There would have to be adequate supply of water of acceptable quality, aside from reliable power, if the dream of Catanduanes to have its own abaca pulp mill is to be realized.
This was stressed during the recent Investment Forum on “the Potentials and Prospects of Abaca Pulp Industry in Catanduanes” by resource speaker Engr. Gerson Escaro of Germarine Industries.
Escaro told local abaca industry stakeholders during the May 25 forum at Rakdell Inn that the pulp mill setup requires that there should be two or more sources of acceptable, mill-use quality water that should not be too costly.
While there is available raw material on the island, he said, planners have to determine the volume of abaca fiber which can be tapped for pulp mill use without unduly putting pressure on current demand and supply situation. Using Catanduanes fiber along would be difficult, Escaro stressed, as it would have to be blended with other abaca fibers from Mindanao for optimum quality.
The logistical cost of delivery of the fiber, chemicals and other supplies to the mill site also needs consideration as well as supply and technical tie-ups with prospective pulp buyers, including market support, he added.
A study has to be conducted by the prospective investor to determine if a pulp mill is viable here, Escaro pointed out.
The industry consultant revealed that years ago when an investor wanted to set up such a mill, Catanduanes was not considered for evaluation, with the mill eventually built in Cabadbaran, Leyte where it is now the world’s biggest.
The Philippines is the main abaca pulp supplier with four mills in Albay (1), Leyte (2) and Mindanao (1) having a combined capacity of 3,000 metric tons of pulp per year. It was disclosed that the current capacity is just enough to supply existing demand in the world market, which is expected to increase at 4% per annum. Expansion is deterred by the high prices of abaca pulp, currently four times more expensive than wood pulp.
In Ecuador’s commercial abaca plantations, mechanized stripping results in fiber length of two to four meters, or twice that of Catanduanes fiber which is manually stripped. “Hand stripping must be combined with the mechanical process,” Escaro said.

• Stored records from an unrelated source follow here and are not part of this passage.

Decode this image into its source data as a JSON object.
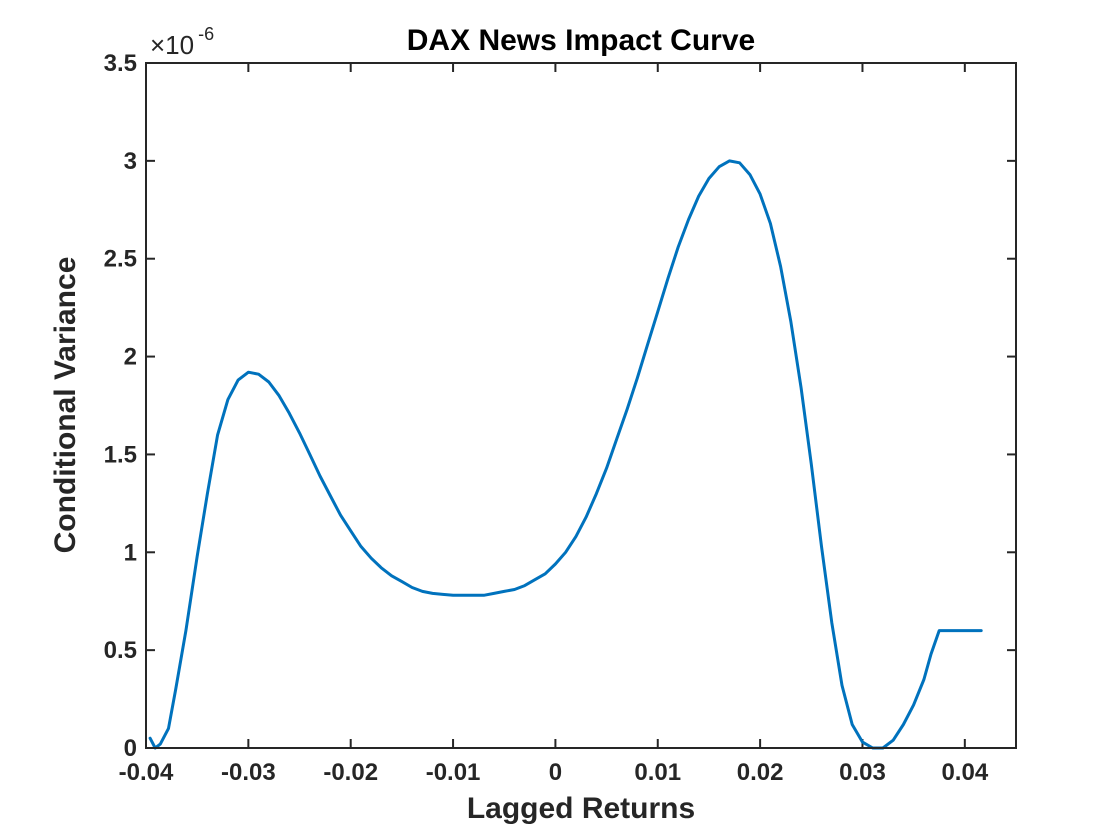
{
  "chart_data": {
    "type": "line",
    "title": "DAX News Impact Curve",
    "xlabel": "Lagged Returns",
    "ylabel": "Conditional Variance",
    "xlim": [
      -0.04,
      0.045
    ],
    "ylim": [
      0,
      3.5
    ],
    "x_ticks": [
      -0.04,
      -0.03,
      -0.02,
      -0.01,
      0,
      0.01,
      0.02,
      0.03,
      0.04
    ],
    "x_tick_labels": [
      "-0.04",
      "-0.03",
      "-0.02",
      "-0.01",
      "0",
      "0.01",
      "0.02",
      "0.03",
      "0.04"
    ],
    "y_ticks": [
      0,
      0.5,
      1,
      1.5,
      2,
      2.5,
      3,
      3.5
    ],
    "y_tick_labels": [
      "0",
      "0.5",
      "1",
      "1.5",
      "2",
      "2.5",
      "3",
      "3.5"
    ],
    "y_multiplier_base": "×10",
    "y_multiplier_exponent": "-6",
    "grid": false,
    "line_color": "#0072bd",
    "series": [
      {
        "x": [
          -0.0396,
          -0.0391,
          -0.0386,
          -0.0378,
          -0.0371,
          -0.0361,
          -0.035,
          -0.034,
          -0.033,
          -0.032,
          -0.031,
          -0.03,
          -0.029,
          -0.028,
          -0.027,
          -0.026,
          -0.025,
          -0.024,
          -0.023,
          -0.022,
          -0.021,
          -0.02,
          -0.019,
          -0.018,
          -0.017,
          -0.016,
          -0.015,
          -0.014,
          -0.013,
          -0.012,
          -0.011,
          -0.01,
          -0.009,
          -0.008,
          -0.007,
          -0.006,
          -0.005,
          -0.004,
          -0.003,
          -0.002,
          -0.001,
          0.0,
          0.001,
          0.002,
          0.003,
          0.004,
          0.005,
          0.006,
          0.007,
          0.008,
          0.009,
          0.01,
          0.011,
          0.012,
          0.013,
          0.014,
          0.015,
          0.016,
          0.017,
          0.018,
          0.019,
          0.02,
          0.021,
          0.022,
          0.023,
          0.024,
          0.025,
          0.026,
          0.027,
          0.028,
          0.029,
          0.03,
          0.031,
          0.032,
          0.033,
          0.034,
          0.035,
          0.036,
          0.0367,
          0.0375,
          0.0383,
          0.0392,
          0.0403,
          0.0416
        ],
        "y": [
          0.05,
          0.0,
          0.02,
          0.1,
          0.3,
          0.6,
          0.98,
          1.3,
          1.6,
          1.78,
          1.88,
          1.92,
          1.91,
          1.87,
          1.8,
          1.71,
          1.61,
          1.5,
          1.39,
          1.29,
          1.19,
          1.11,
          1.03,
          0.97,
          0.92,
          0.88,
          0.85,
          0.82,
          0.8,
          0.79,
          0.785,
          0.78,
          0.78,
          0.78,
          0.78,
          0.79,
          0.8,
          0.81,
          0.83,
          0.86,
          0.89,
          0.94,
          1.0,
          1.08,
          1.18,
          1.3,
          1.43,
          1.58,
          1.73,
          1.89,
          2.06,
          2.23,
          2.4,
          2.56,
          2.7,
          2.82,
          2.91,
          2.97,
          3.0,
          2.99,
          2.93,
          2.83,
          2.68,
          2.46,
          2.18,
          1.84,
          1.45,
          1.03,
          0.64,
          0.32,
          0.12,
          0.03,
          0.0,
          0.0,
          0.04,
          0.12,
          0.22,
          0.35,
          0.48,
          0.6,
          0.6,
          0.6,
          0.6,
          0.6
        ]
      }
    ]
  }
}
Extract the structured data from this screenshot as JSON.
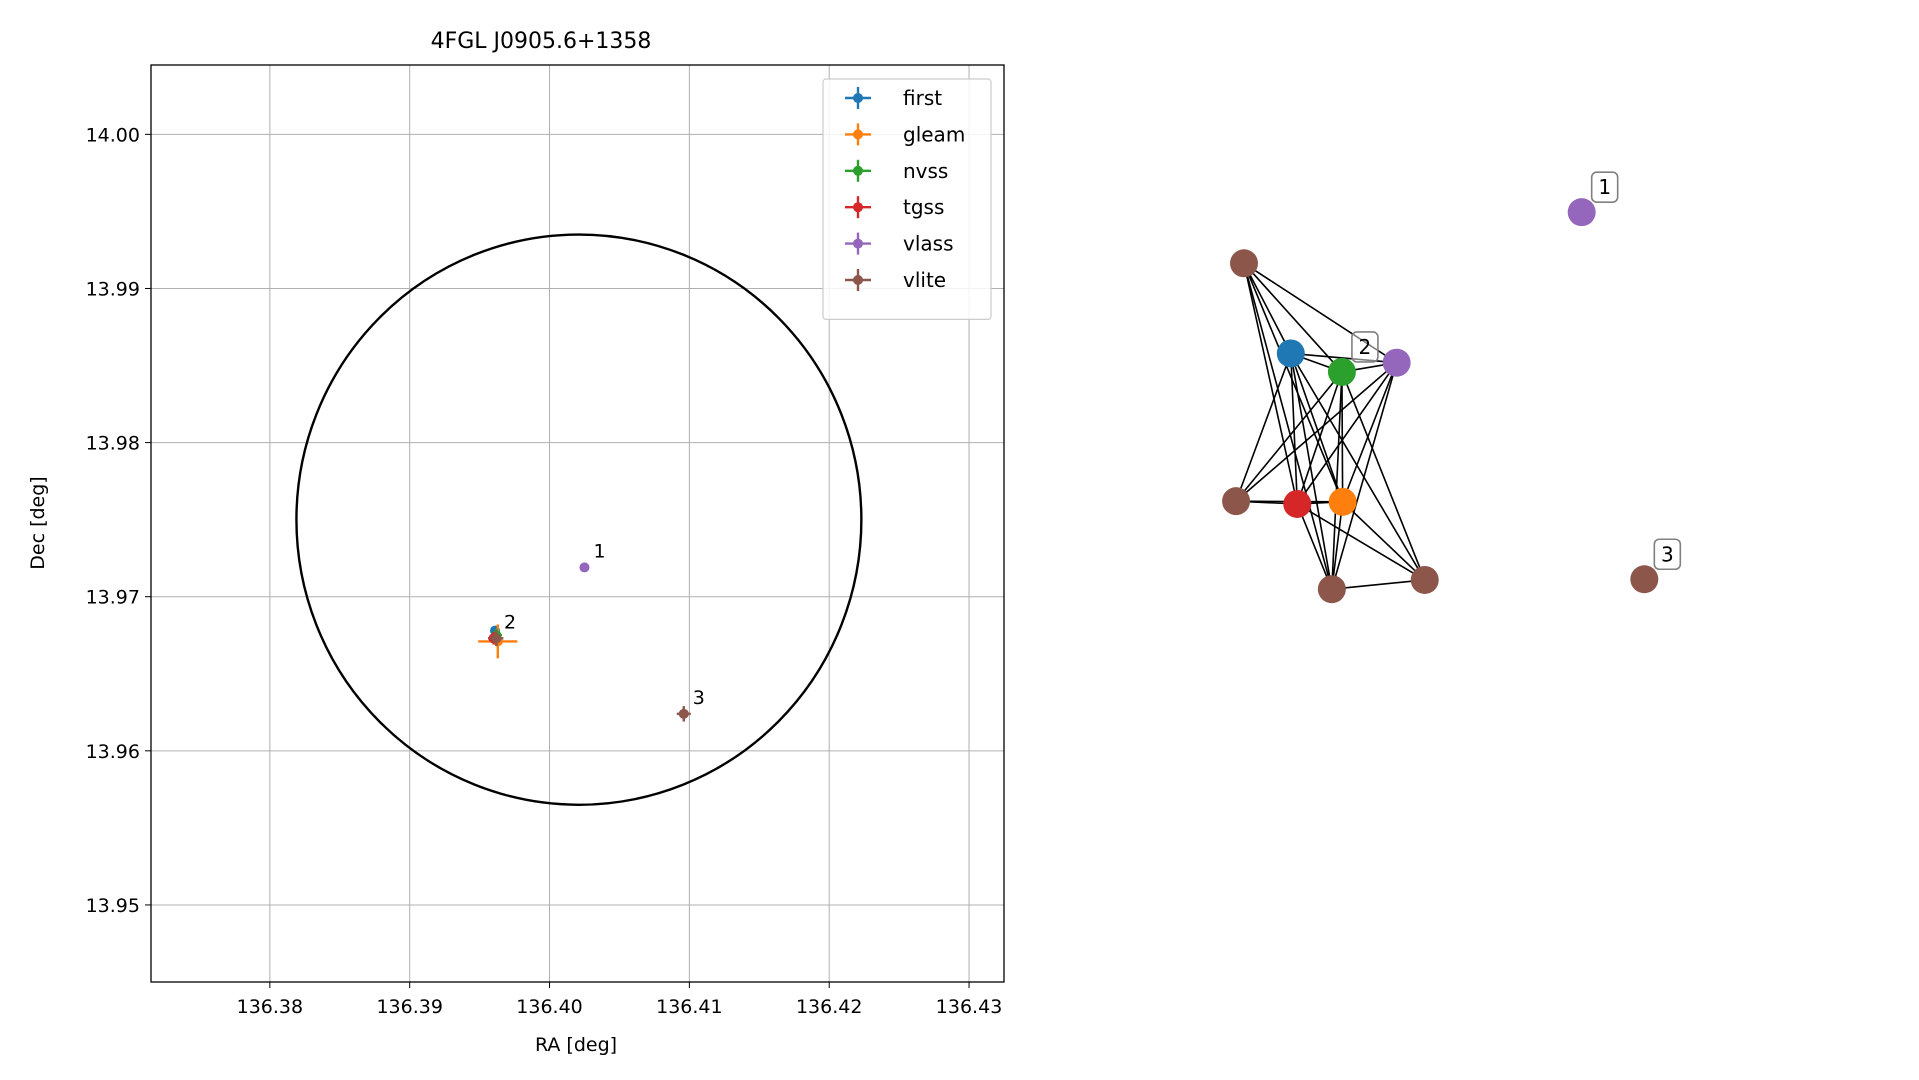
{
  "chart_data": [
    {
      "type": "scatter",
      "title": "4FGL J0905.6+1358",
      "xlabel": "RA [deg]",
      "ylabel": "Dec [deg]",
      "xlim": [
        136.3715,
        136.4325
      ],
      "ylim": [
        13.945,
        14.0045
      ],
      "xticks": [
        136.38,
        136.39,
        136.4,
        136.41,
        136.42,
        136.43
      ],
      "xtick_labels": [
        "136.38",
        "136.39",
        "136.40",
        "136.41",
        "136.42",
        "136.43"
      ],
      "yticks": [
        13.95,
        13.96,
        13.97,
        13.98,
        13.99,
        14.0
      ],
      "ytick_labels": [
        "13.95",
        "13.96",
        "13.97",
        "13.98",
        "13.99",
        "14.00"
      ],
      "grid": true,
      "legend_position": "top-right",
      "error_region": {
        "type": "ellipse",
        "color": "#000000",
        "center": [
          136.4021,
          13.975
        ],
        "semi_axes": [
          0.0202,
          0.0185
        ]
      },
      "series": [
        {
          "name": "first",
          "color": "#1f77b4",
          "points": [
            {
              "x": 136.3961,
              "y": 13.9678,
              "xerr": 0.0001,
              "yerr": 0.0001
            }
          ]
        },
        {
          "name": "gleam",
          "color": "#ff7f0e",
          "points": [
            {
              "x": 136.3963,
              "y": 13.9671,
              "xerr": 0.0014,
              "yerr": 0.0011
            }
          ]
        },
        {
          "name": "nvss",
          "color": "#2ca02c",
          "points": [
            {
              "x": 136.3962,
              "y": 13.9675,
              "xerr": 0.0004,
              "yerr": 0.0004
            }
          ]
        },
        {
          "name": "tgss",
          "color": "#d62728",
          "points": [
            {
              "x": 136.396,
              "y": 13.9673,
              "xerr": 0.0004,
              "yerr": 0.0004
            }
          ]
        },
        {
          "name": "vlass",
          "color": "#9467bd",
          "points": [
            {
              "x": 136.4025,
              "y": 13.9719,
              "xerr": 0.0001,
              "yerr": 0.0001
            }
          ]
        },
        {
          "name": "vlite",
          "color": "#8c564b",
          "points": [
            {
              "x": 136.3962,
              "y": 13.9673,
              "xerr": 0.0005,
              "yerr": 0.0005
            },
            {
              "x": 136.4096,
              "y": 13.9624,
              "xerr": 0.0005,
              "yerr": 0.0005
            }
          ]
        }
      ],
      "annotations": [
        {
          "text": "1",
          "x": 136.4025,
          "y": 13.9719
        },
        {
          "text": "2",
          "x": 136.3961,
          "y": 13.9673
        },
        {
          "text": "3",
          "x": 136.4096,
          "y": 13.9624
        }
      ]
    },
    {
      "type": "network",
      "nodes": [
        {
          "id": "n1",
          "catalog": "vlite",
          "color": "#8c564b",
          "x": 0.075,
          "y": 0.77
        },
        {
          "id": "n2",
          "catalog": "first",
          "color": "#1f77b4",
          "x": 0.14,
          "y": 0.643
        },
        {
          "id": "n3",
          "catalog": "nvss",
          "color": "#2ca02c",
          "x": 0.211,
          "y": 0.617
        },
        {
          "id": "n4",
          "catalog": "vlass",
          "color": "#9467bd",
          "x": 0.287,
          "y": 0.63
        },
        {
          "id": "n5",
          "catalog": "vlite",
          "color": "#8c564b",
          "x": 0.064,
          "y": 0.435
        },
        {
          "id": "n6",
          "catalog": "tgss",
          "color": "#d62728",
          "x": 0.149,
          "y": 0.431
        },
        {
          "id": "n7",
          "catalog": "gleam",
          "color": "#ff7f0e",
          "x": 0.212,
          "y": 0.434
        },
        {
          "id": "n8",
          "catalog": "vlite",
          "color": "#8c564b",
          "x": 0.197,
          "y": 0.311
        },
        {
          "id": "n9",
          "catalog": "vlite",
          "color": "#8c564b",
          "x": 0.326,
          "y": 0.324
        },
        {
          "id": "n10",
          "catalog": "vlass",
          "color": "#9467bd",
          "x": 0.544,
          "y": 0.842
        },
        {
          "id": "n11",
          "catalog": "vlite",
          "color": "#8c564b",
          "x": 0.631,
          "y": 0.325
        }
      ],
      "edges": [
        [
          "n1",
          "n2"
        ],
        [
          "n1",
          "n3"
        ],
        [
          "n1",
          "n4"
        ],
        [
          "n1",
          "n6"
        ],
        [
          "n1",
          "n7"
        ],
        [
          "n1",
          "n8"
        ],
        [
          "n2",
          "n3"
        ],
        [
          "n2",
          "n4"
        ],
        [
          "n2",
          "n5"
        ],
        [
          "n2",
          "n6"
        ],
        [
          "n2",
          "n7"
        ],
        [
          "n2",
          "n8"
        ],
        [
          "n2",
          "n9"
        ],
        [
          "n3",
          "n4"
        ],
        [
          "n3",
          "n5"
        ],
        [
          "n3",
          "n6"
        ],
        [
          "n3",
          "n7"
        ],
        [
          "n3",
          "n8"
        ],
        [
          "n3",
          "n9"
        ],
        [
          "n4",
          "n5"
        ],
        [
          "n4",
          "n6"
        ],
        [
          "n4",
          "n7"
        ],
        [
          "n4",
          "n8"
        ],
        [
          "n5",
          "n6"
        ],
        [
          "n5",
          "n7"
        ],
        [
          "n6",
          "n7"
        ],
        [
          "n6",
          "n8"
        ],
        [
          "n6",
          "n9"
        ],
        [
          "n7",
          "n8"
        ],
        [
          "n7",
          "n9"
        ],
        [
          "n8",
          "n9"
        ]
      ],
      "labels": [
        {
          "text": "1",
          "node": "n10"
        },
        {
          "text": "2",
          "node": "n3"
        },
        {
          "text": "3",
          "node": "n11"
        }
      ]
    }
  ]
}
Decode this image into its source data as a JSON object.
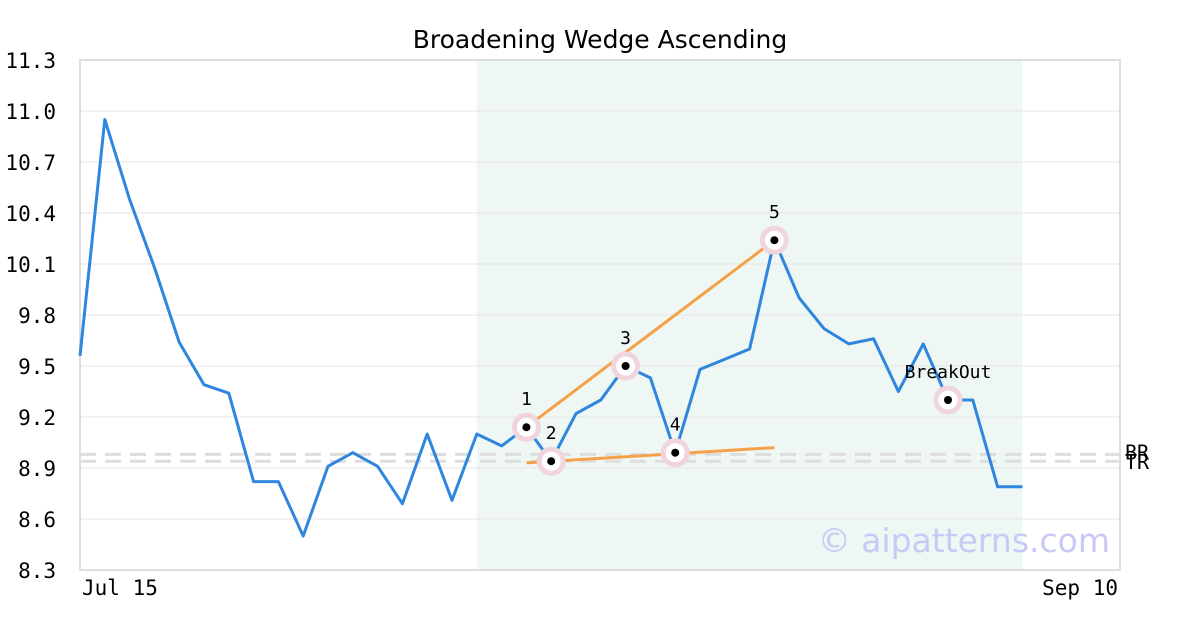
{
  "chart_data": {
    "type": "line",
    "title": "Broadening Wedge Ascending",
    "ylim": [
      8.3,
      11.3
    ],
    "y_ticks": [
      "11.3",
      "11.0",
      "10.7",
      "10.4",
      "10.1",
      "9.8",
      "9.5",
      "9.2",
      "8.9",
      "8.6",
      "8.3"
    ],
    "x_tick_labels": [
      "Jul 15",
      "Sep 10"
    ],
    "grid": true,
    "watermark": "© aipatterns.com",
    "colors": {
      "price": "#2e86de",
      "trendline": "#f7a04a",
      "highlight": "#eef7f3",
      "marker_ring": "#f0d6dc",
      "reference_line": "#dddddd",
      "frame": "#dddddd"
    },
    "series": [
      {
        "values": [
          9.56,
          10.95,
          10.48,
          10.08,
          9.64,
          9.39,
          9.34,
          8.82,
          8.82,
          8.5,
          8.91,
          8.99,
          8.91,
          8.69,
          9.1,
          8.71,
          9.1,
          9.03,
          9.14,
          8.94,
          9.22,
          9.3,
          9.5,
          9.43,
          8.99,
          9.48,
          9.54,
          9.6,
          10.24,
          9.9,
          9.72,
          9.63,
          9.66,
          9.35,
          9.63,
          9.3,
          9.3,
          8.79,
          8.79
        ]
      }
    ],
    "highlight_range": {
      "start_index": 16,
      "end_index": 38
    },
    "pattern_points": [
      {
        "label": "1",
        "index": 18,
        "value": 9.14
      },
      {
        "label": "2",
        "index": 19,
        "value": 8.94
      },
      {
        "label": "3",
        "index": 22,
        "value": 9.5
      },
      {
        "label": "4",
        "index": 24,
        "value": 8.99
      },
      {
        "label": "5",
        "index": 28,
        "value": 10.24
      },
      {
        "label": "BreakOut",
        "index": 35,
        "value": 9.3
      }
    ],
    "trendlines": [
      {
        "from": {
          "index": 18,
          "value": 9.14
        },
        "to": {
          "index": 28,
          "value": 10.24
        }
      },
      {
        "from": {
          "index": 18,
          "value": 8.93
        },
        "to": {
          "index": 28,
          "value": 9.02
        }
      }
    ],
    "reference_lines": [
      {
        "label": "BR",
        "value": 8.98
      },
      {
        "label": "TR",
        "value": 8.94
      }
    ]
  }
}
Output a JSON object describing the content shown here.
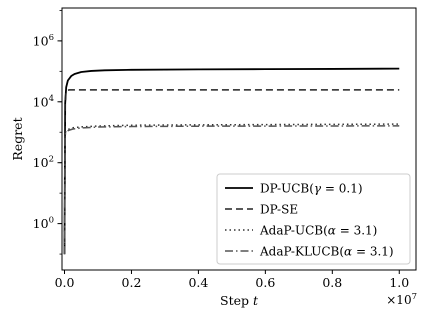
{
  "chart_data": {
    "type": "line",
    "xlabel": "Step t",
    "ylabel": "Regret",
    "x_scale": "linear",
    "y_scale": "log",
    "xlim": [
      -75000,
      10500000
    ],
    "ylim": [
      0.03,
      12000000
    ],
    "x_ticks": [
      {
        "value": 0,
        "label": "0.0"
      },
      {
        "value": 2000000,
        "label": "0.2"
      },
      {
        "value": 4000000,
        "label": "0.4"
      },
      {
        "value": 6000000,
        "label": "0.6"
      },
      {
        "value": 8000000,
        "label": "0.8"
      },
      {
        "value": 10000000,
        "label": "1.0"
      }
    ],
    "x_offset_label": "×10^7",
    "y_ticks": [
      {
        "value": 1,
        "base": "10",
        "exp": "0"
      },
      {
        "value": 100,
        "base": "10",
        "exp": "2"
      },
      {
        "value": 10000,
        "base": "10",
        "exp": "4"
      },
      {
        "value": 1000000,
        "base": "10",
        "exp": "6"
      }
    ],
    "grid": false,
    "legend_position": "lower-right",
    "series": [
      {
        "name": "DP-UCB(γ = 0.1)",
        "legend_plain": "DP-UCB(",
        "legend_math": "γ = 0.1",
        "style": "solid",
        "width": 1.8,
        "color": "#000000",
        "x": [
          0,
          20000,
          50000,
          100000,
          200000,
          300000,
          500000,
          800000,
          1200000,
          2000000,
          4000000,
          6000000,
          8000000,
          10000000
        ],
        "y": [
          0.1,
          9000,
          30000,
          50000,
          70000,
          82000,
          95000,
          103000,
          108000,
          112000,
          116000,
          118000,
          120000,
          123000
        ]
      },
      {
        "name": "DP-SE",
        "legend_plain": "DP-SE",
        "legend_math": "",
        "style": "dashed",
        "width": 1.5,
        "color": "#222222",
        "x": [
          0,
          20000,
          40000,
          80000,
          150000,
          1000000,
          4000000,
          7000000,
          10000000
        ],
        "y": [
          0.1,
          8000,
          20000,
          24000,
          24500,
          24500,
          24500,
          24500,
          24500
        ]
      },
      {
        "name": "AdaP-UCB(α = 3.1)",
        "legend_plain": "AdaP-UCB(",
        "legend_math": "α = 3.1",
        "style": "dotted",
        "width": 1.5,
        "color": "#333333",
        "x": [
          0,
          15000,
          30000,
          60000,
          120000,
          250000,
          500000,
          1000000,
          2000000,
          4000000,
          7000000,
          10000000
        ],
        "y": [
          0.1,
          700,
          1000,
          1150,
          1250,
          1400,
          1500,
          1600,
          1700,
          1750,
          1800,
          1850
        ]
      },
      {
        "name": "AdaP-KLUCB(α = 3.1)",
        "legend_plain": "AdaP-KLUCB(",
        "legend_math": "α = 3.1",
        "style": "dashdot",
        "width": 1.5,
        "color": "#555555",
        "x": [
          0,
          15000,
          30000,
          60000,
          120000,
          250000,
          500000,
          1000000,
          2000000,
          4000000,
          7000000,
          10000000
        ],
        "y": [
          0.1,
          600,
          900,
          1050,
          1150,
          1280,
          1380,
          1480,
          1540,
          1580,
          1600,
          1620
        ]
      }
    ]
  }
}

He also noted that fiber grades on the island have large variations, with low, middle or high sides within S2 class.], while in Leyte mechanized stripping results in two grades only for S2. There should be uniform classification and quality of fiber, he said, otherwise the pulp mill has to reclassify the fiber again into grades that it wants.
Executive Director Atty, Raul Angeles of the Board of Investments (BOI) Investments Assistance Center, remarked that the issues can only be addressed if the concerned agencies and stakeholders would be united.
He likewise cited the need to look into existing power contracts, pointing out that nobody would put up a pulp mill if there is intermittent power supply.
“We have to move fast of we are to move ahead of competition from neighboring countries in Asia,” Angeles said. “If we will not help ourselves, we will be OFWs of other countries.”
The BOI official also discussed the 2016 Investment Priorities Plan of the national government while an aide talked on the impact of changing technological and economic factors on markets for natural industrial fibers such as abaca.
The country’s abaca exports have reached US$115 million in 2015, with RP supplying 90 percent of the world market. Catanduanes accounts for nearly 35% of total abaca fiber production.
Despite the high price of fiber since 2012, now at P67 per kilo, buying price on the island is low. This was attributed to traders controlling the local market.